Dr Angeliki Lymberopoulou lectures on Byzantine Studies at the Open
University, and is an expert on the art and society of
Venetian-dominated Crete (1211-1669). During this period, Crete was
perhaps the most important Venetian stronghold in the Mediterranean .
The traditional view that there was little cultural interaction between
the native Greek Orthodox population and the Venetian colonists has
recently been cast in doubt. From the early fourteenth century onwards,
the two ethnically and religiously different inhabitants of Crete formed
in fact a hybrid society, and Cretan artistic development reflects this
progress. The book focuses as a case study on the church of the
Archangel Michael at Kavalariana. This is a small church in the village
of Kavalariana on the south-western part of the island. It is dated by a
dedicatory inscription to the year 1327/28. The conservative
iconographic programme of the wall paintings inside the church consists
of seventeen religious scenes and thirty-three isolated saintly figures.

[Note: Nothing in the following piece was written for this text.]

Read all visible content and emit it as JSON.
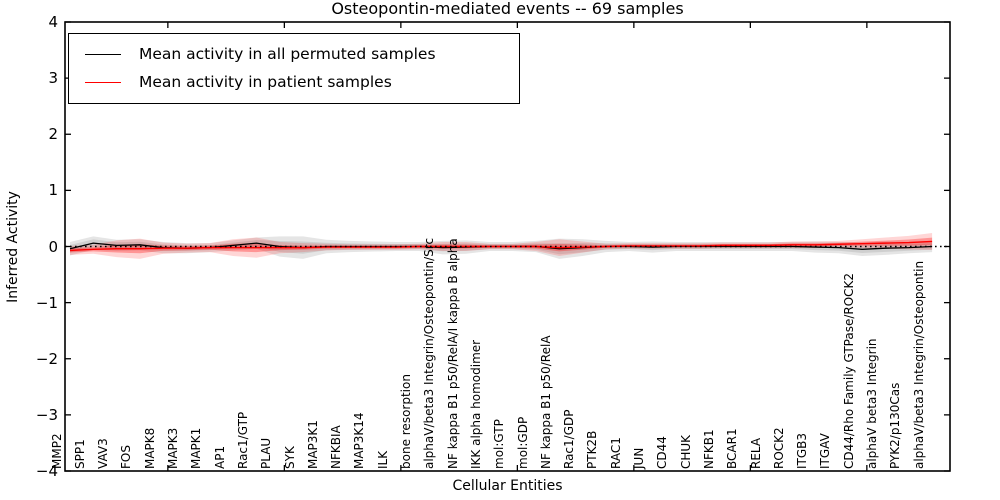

As the paintings are signed Ioannes, they have been attributed to the
prolific fourteenth-century Cretan artist Ioannes Pagomenos. A close
examination of the style and comparisons with Pagomenos' oeuvre suggest,
however, that Ioannes of Kavalariana was a separate artist with an
identity of his own. A unique feature of the Kavalariana cycle is the
pro-Venetian inscription which, in combination with the fourteen
portraits of the donors that appear in the church, forms an important
witness to Venetian/Cretan cultural interaction.